The rules of supply and demand don't discriminate, and commercial real estate is in short supply. What little space is available is often leased before many even know about it, sometimes even before ground is broken on new construction. With such limited vacancy, warehouse rents have skyrocketed with historical increases that are forcing renters to increase client fees in order to continue doing business.
Add to that the ongoing supply chain crisis, which is further straining market conditions, requiring companies to keep more inventory on hand, therefore requiring more warehouse storage. It's a tricky mix. If you've acquired warehouse space in the past two years, this is not news, but it may come as a shock to others. As a brand seeking new or more space, here are some ways to mitigate costs.
Don't wait for new fees to hit.
Talk to your warehouse partner to get a handle on where your rents are headed and figure out how to start increasing your prices using methods that are digestible for your customers. For example, add value for them in ways that don't hurt your profit margins, such as creating product bundles with slow- or non-moving inventory.
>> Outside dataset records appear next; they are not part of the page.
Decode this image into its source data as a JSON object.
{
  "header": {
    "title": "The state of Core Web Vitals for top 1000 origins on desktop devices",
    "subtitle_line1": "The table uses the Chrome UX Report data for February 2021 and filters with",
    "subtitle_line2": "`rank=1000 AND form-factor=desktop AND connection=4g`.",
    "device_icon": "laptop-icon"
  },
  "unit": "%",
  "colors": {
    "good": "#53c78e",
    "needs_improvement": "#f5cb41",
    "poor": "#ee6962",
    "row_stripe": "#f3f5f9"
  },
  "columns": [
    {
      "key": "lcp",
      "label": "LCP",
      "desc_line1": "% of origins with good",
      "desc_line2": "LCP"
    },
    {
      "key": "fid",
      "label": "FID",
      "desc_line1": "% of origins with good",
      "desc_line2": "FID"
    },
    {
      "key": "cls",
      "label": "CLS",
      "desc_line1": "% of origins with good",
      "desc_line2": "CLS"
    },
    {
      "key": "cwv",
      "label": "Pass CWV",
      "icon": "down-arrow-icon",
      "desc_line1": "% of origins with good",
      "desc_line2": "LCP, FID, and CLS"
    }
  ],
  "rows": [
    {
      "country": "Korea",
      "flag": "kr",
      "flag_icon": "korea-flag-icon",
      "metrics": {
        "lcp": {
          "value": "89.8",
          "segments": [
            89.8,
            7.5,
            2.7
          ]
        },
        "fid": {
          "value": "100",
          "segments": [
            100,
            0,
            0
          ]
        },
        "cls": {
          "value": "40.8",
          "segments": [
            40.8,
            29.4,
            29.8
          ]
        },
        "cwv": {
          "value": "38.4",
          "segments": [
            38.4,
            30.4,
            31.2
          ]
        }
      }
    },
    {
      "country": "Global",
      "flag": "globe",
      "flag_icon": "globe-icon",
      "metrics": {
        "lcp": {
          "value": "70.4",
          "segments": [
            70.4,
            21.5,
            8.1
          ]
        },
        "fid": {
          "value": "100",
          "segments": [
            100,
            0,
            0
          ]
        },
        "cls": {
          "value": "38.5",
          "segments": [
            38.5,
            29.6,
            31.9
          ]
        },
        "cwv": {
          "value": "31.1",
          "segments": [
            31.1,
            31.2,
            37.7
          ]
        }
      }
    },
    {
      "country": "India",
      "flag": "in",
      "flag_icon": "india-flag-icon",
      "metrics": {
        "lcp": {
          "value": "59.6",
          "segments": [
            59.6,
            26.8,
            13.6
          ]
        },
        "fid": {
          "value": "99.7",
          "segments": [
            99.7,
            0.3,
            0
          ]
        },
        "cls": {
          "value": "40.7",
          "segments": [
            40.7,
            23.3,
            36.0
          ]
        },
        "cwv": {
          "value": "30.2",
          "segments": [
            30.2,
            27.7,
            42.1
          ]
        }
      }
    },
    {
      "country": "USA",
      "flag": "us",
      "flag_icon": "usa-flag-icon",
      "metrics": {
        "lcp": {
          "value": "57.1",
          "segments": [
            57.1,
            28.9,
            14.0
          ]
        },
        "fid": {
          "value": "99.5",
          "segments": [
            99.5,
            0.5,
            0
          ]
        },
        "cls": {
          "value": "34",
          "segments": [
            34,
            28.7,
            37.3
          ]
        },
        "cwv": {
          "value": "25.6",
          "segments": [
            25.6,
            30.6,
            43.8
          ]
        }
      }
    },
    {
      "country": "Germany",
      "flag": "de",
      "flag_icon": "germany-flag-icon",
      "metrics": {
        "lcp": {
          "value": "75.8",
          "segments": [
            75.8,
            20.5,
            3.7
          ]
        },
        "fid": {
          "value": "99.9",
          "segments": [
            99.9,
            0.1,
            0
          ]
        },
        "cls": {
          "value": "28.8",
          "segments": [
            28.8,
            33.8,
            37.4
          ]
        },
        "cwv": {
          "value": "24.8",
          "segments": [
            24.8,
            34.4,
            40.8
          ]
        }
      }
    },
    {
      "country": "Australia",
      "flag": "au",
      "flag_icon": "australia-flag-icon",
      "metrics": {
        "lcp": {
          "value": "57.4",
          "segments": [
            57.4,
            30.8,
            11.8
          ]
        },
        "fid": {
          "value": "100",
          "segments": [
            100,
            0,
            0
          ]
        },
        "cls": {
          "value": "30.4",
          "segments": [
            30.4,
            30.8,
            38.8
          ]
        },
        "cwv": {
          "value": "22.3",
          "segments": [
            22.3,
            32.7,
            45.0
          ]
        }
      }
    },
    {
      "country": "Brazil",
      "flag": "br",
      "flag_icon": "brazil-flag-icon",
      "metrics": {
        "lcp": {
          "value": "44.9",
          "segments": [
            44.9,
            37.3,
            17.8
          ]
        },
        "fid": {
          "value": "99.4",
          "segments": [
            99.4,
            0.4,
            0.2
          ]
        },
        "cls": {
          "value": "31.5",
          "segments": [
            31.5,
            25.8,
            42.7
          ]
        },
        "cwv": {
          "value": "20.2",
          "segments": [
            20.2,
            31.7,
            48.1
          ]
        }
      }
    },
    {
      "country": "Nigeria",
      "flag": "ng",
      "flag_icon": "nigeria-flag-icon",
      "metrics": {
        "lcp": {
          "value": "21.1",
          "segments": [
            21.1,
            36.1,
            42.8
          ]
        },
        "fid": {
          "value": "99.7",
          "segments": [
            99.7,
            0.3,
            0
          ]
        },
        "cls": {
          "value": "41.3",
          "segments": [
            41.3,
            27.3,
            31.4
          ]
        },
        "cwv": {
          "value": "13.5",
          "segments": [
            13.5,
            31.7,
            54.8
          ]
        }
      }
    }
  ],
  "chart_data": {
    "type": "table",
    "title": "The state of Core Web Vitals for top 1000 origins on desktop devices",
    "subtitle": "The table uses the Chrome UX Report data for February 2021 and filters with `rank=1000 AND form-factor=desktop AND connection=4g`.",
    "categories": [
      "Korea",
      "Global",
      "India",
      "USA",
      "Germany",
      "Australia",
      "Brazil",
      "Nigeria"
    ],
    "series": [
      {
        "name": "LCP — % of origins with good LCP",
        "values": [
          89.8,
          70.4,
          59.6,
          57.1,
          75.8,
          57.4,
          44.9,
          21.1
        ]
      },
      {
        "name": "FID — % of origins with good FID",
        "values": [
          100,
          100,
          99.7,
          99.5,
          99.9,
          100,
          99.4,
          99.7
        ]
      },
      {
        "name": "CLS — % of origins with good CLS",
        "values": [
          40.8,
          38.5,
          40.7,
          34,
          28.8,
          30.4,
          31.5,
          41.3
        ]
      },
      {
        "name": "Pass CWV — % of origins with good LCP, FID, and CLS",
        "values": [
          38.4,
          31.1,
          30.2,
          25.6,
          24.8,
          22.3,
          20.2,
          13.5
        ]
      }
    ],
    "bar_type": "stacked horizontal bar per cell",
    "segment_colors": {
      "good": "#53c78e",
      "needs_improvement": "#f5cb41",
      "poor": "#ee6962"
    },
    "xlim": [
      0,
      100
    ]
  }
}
This is a total win-win because your customers are receiving value in the form of goods and experience, and you're able to move items you'd otherwise have to pay to store or liquidate.
Another option is to raise prices only on certain items--specifically fast-moving products that account for a large portion of sales. This minimizes the potential for ruffling customers' feathers while maximizing additional revenue potential.
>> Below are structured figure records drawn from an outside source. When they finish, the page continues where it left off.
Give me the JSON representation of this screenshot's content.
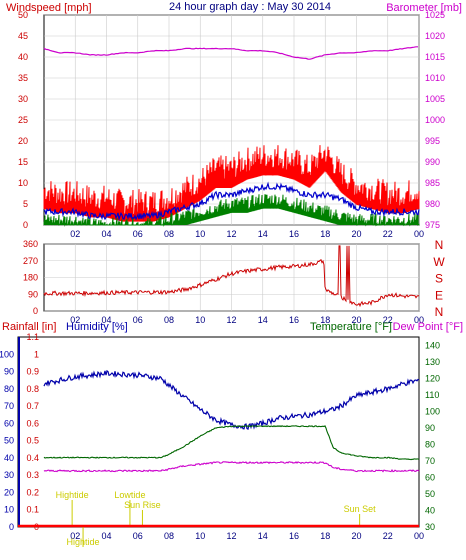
{
  "title": "24 hour graph day : May 30 2014",
  "colors": {
    "wind": "#ff0000",
    "gust": "#ff0000",
    "avgwind": "#0000cc",
    "green": "#008000",
    "baro": "#cc00cc",
    "dir": "#cc0000",
    "humidity": "#0000aa",
    "temp": "#006600",
    "dew": "#cc00cc",
    "rain": "#ff0000",
    "astro": "#cccc00",
    "axisLeft": "#cc0000",
    "axisRight": "#cc00cc",
    "axisBlue": "#0000aa",
    "axisGreen": "#006600"
  },
  "chart_data": [
    {
      "type": "line",
      "title": "24 hour graph day : May 30 2014",
      "ylabel": "Windspeed [mph]",
      "y2label": "Barometer [mb]",
      "x_ticks": [
        "02",
        "04",
        "06",
        "08",
        "10",
        "12",
        "14",
        "16",
        "18",
        "20",
        "22",
        "00"
      ],
      "ylim": [
        0,
        50
      ],
      "y_ticks": [
        "0",
        "5",
        "10",
        "15",
        "20",
        "25",
        "30",
        "35",
        "40",
        "45",
        "50"
      ],
      "y2lim": [
        975,
        1025
      ],
      "y2_ticks": [
        "975",
        "980",
        "985",
        "990",
        "995",
        "1000",
        "1005",
        "1010",
        "1015",
        "1020",
        "1025"
      ],
      "grid": true,
      "x": [
        0,
        1,
        2,
        3,
        4,
        5,
        6,
        7,
        8,
        9,
        10,
        11,
        12,
        13,
        14,
        15,
        16,
        17,
        18,
        19,
        20,
        21,
        22,
        23,
        24
      ],
      "series": [
        {
          "values": [
            8,
            7,
            7,
            6,
            6,
            5,
            5,
            5,
            6,
            8,
            10,
            13,
            13,
            15,
            16,
            16,
            15,
            13,
            17,
            12,
            9,
            8,
            7,
            7,
            8
          ]
        },
        {
          "values": [
            3,
            3,
            3,
            2,
            2,
            2,
            2,
            2,
            3,
            4,
            5,
            7,
            7,
            8,
            9,
            9,
            8,
            7,
            7,
            6,
            4,
            3,
            3,
            3,
            3
          ]
        },
        {
          "values": [
            1,
            1,
            1,
            0,
            0,
            0,
            0,
            0,
            1,
            2,
            3,
            4,
            5,
            5,
            6,
            6,
            5,
            4,
            3,
            2,
            1,
            1,
            1,
            1,
            1
          ]
        },
        {
          "values": [
            1017,
            1016,
            1016,
            1015.5,
            1015.5,
            1016,
            1016,
            1016.5,
            1016.5,
            1017,
            1017,
            1017,
            1017,
            1016.5,
            1016.5,
            1016,
            1015,
            1014.5,
            1015.5,
            1016,
            1016,
            1016.5,
            1016.5,
            1017,
            1017.5
          ]
        }
      ]
    },
    {
      "type": "line",
      "x_ticks": [
        "02",
        "04",
        "06",
        "08",
        "10",
        "12",
        "14",
        "16",
        "18",
        "20",
        "22",
        "00"
      ],
      "ylim": [
        0,
        360
      ],
      "y_ticks": [
        "0",
        "90",
        "180",
        "270",
        "360"
      ],
      "y2_ticks": [
        "N",
        "E",
        "S",
        "W",
        "N"
      ],
      "grid": true,
      "x": [
        0,
        2,
        4,
        6,
        8,
        9,
        10,
        11,
        12,
        13,
        14,
        15,
        16,
        17,
        17.9,
        18,
        19,
        20,
        21,
        22,
        23,
        24
      ],
      "series": [
        {
          "values": [
            95,
            95,
            98,
            100,
            102,
            115,
            140,
            170,
            200,
            215,
            225,
            235,
            240,
            250,
            270,
            115,
            75,
            35,
            45,
            90,
            80,
            75
          ]
        }
      ]
    },
    {
      "type": "line",
      "ylabel": "Rainfall [in]",
      "ylabel2": "Humidity [%]",
      "y2label": "Temperature [°F]",
      "y2label2": "Dew Point [°F]",
      "x_ticks": [
        "02",
        "04",
        "06",
        "08",
        "10",
        "12",
        "14",
        "16",
        "18",
        "20",
        "22",
        "00"
      ],
      "ylim": [
        0,
        1.1
      ],
      "y_ticks": [
        "0",
        "0.1",
        "0.2",
        "0.3",
        "0.4",
        "0.5",
        "0.6",
        "0.7",
        "0.8",
        "0.9",
        "1",
        "1.1"
      ],
      "y_ticks_hum": [
        "0",
        "10",
        "20",
        "30",
        "40",
        "50",
        "60",
        "70",
        "80",
        "90",
        "100"
      ],
      "y2lim": [
        30,
        145
      ],
      "y2_ticks": [
        "30",
        "40",
        "50",
        "60",
        "70",
        "80",
        "90",
        "100",
        "110",
        "120",
        "130",
        "140"
      ],
      "grid": false,
      "x": [
        0,
        2,
        4,
        6,
        7.5,
        8,
        9,
        10,
        11,
        12,
        13,
        14,
        15,
        16,
        17,
        18,
        18.5,
        19,
        20,
        21,
        22,
        23,
        24
      ],
      "series": [
        {
          "values": [
            83,
            87,
            89,
            88,
            86,
            82,
            75,
            68,
            62,
            59,
            58,
            60,
            63,
            64,
            65,
            67,
            68,
            70,
            76,
            78,
            80,
            83,
            85
          ]
        },
        {
          "values": [
            72,
            72,
            72,
            72,
            72,
            74,
            79,
            85,
            90,
            91,
            91,
            91,
            91,
            91,
            91,
            91,
            78,
            75,
            73,
            72,
            72,
            71,
            71
          ]
        },
        {
          "values": [
            64,
            64,
            64,
            64,
            64,
            65,
            67,
            68,
            69,
            69,
            69,
            69,
            69,
            69,
            69,
            69,
            66,
            65,
            64,
            64,
            64,
            64,
            64
          ]
        },
        {
          "values": [
            0,
            0,
            0,
            0,
            0,
            0,
            0,
            0,
            0,
            0,
            0,
            0,
            0,
            0,
            0,
            0,
            0,
            0,
            0,
            0,
            0,
            0,
            0
          ]
        }
      ],
      "annotations": [
        {
          "text": "Sun Rise",
          "x": 6.3
        },
        {
          "text": "Sun Set",
          "x": 20.2
        },
        {
          "text": "Hightide",
          "x": 1.8
        },
        {
          "text": "Lowtide",
          "x": 5.5
        },
        {
          "text": "Hightide",
          "x": 2.5
        }
      ]
    }
  ]
}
Or, instead of product price increases, initiate a flat fee that covers rising costs. Take this opportunity to be transparent with customers, as it's something they truly value. By explaining why costs have increased, you're providing them with information and respect, paving the way for them to digest and accept this change more easily rather that feeling duped or blindsided by any cost increases.
Get rid of sluggish inventory.
There are few things more detrimental to the success of a retail business than slow or non-moving inventory. The longer inventory sits, the more expensive it becomes, and the higher the risk of it becoming outdated.
Generally speaking--not taking into account niche retail categories--SKUs that haven't moved in 90-plus days are dead weight. This stock becomes an excessive expense because it ties up capital you could be investing in more productive avenues while occupying increasingly expensive warehouse space.
Understanding your customer base is the key to unlocking the best ways to offload these leftovers. Leverage historical customer data to design and promote targeted discounts, bundling and cross-selling deals to get things moving. Also consider adding lower-value items as a gift-with-purchase. If there's a chance it might not move anyway, you'll get more value out of the loyalty and retention you'll earn from improving your customers' experience.
Just-in-time (JIT) is an inventory management system that minimizes inventory and increases efficiency. Sounds great, right? It is, but it only succeeds in conjunction with highly accurate demand forecasting. It works by aligning product purchases and deliveries with forecast sales activity, reducing excess storage fees unnecessary inventory costs.
The downside of this system, of course, is that you run the risk of being undersupplied in the event of any supply chain disruptions. But short of that, with a JIT system, you're setting up a process by which your warehouse only receives goods on an as-needed basis for the production process. As such, you avoid superfluous storage costs.
Follow warehouse guidance.
Adhere to the systems and processes your warehouse partner has in place to maximize the picking, packing, and shipping of your orders to customers, improving overall efficiency to ensure incoming products are received and put away as fast as possible. Even though labor is expensive, it's not increasing at the same rate as commercial space.
With so many variables contributing to what happens in the economy, the nature of commercial space is precarious. To offset costs, be as efficient as possible in other areas of operation, and work with your warehouse partner to maintain high visibility--as well as reciprocal generosity--as conditions evolve.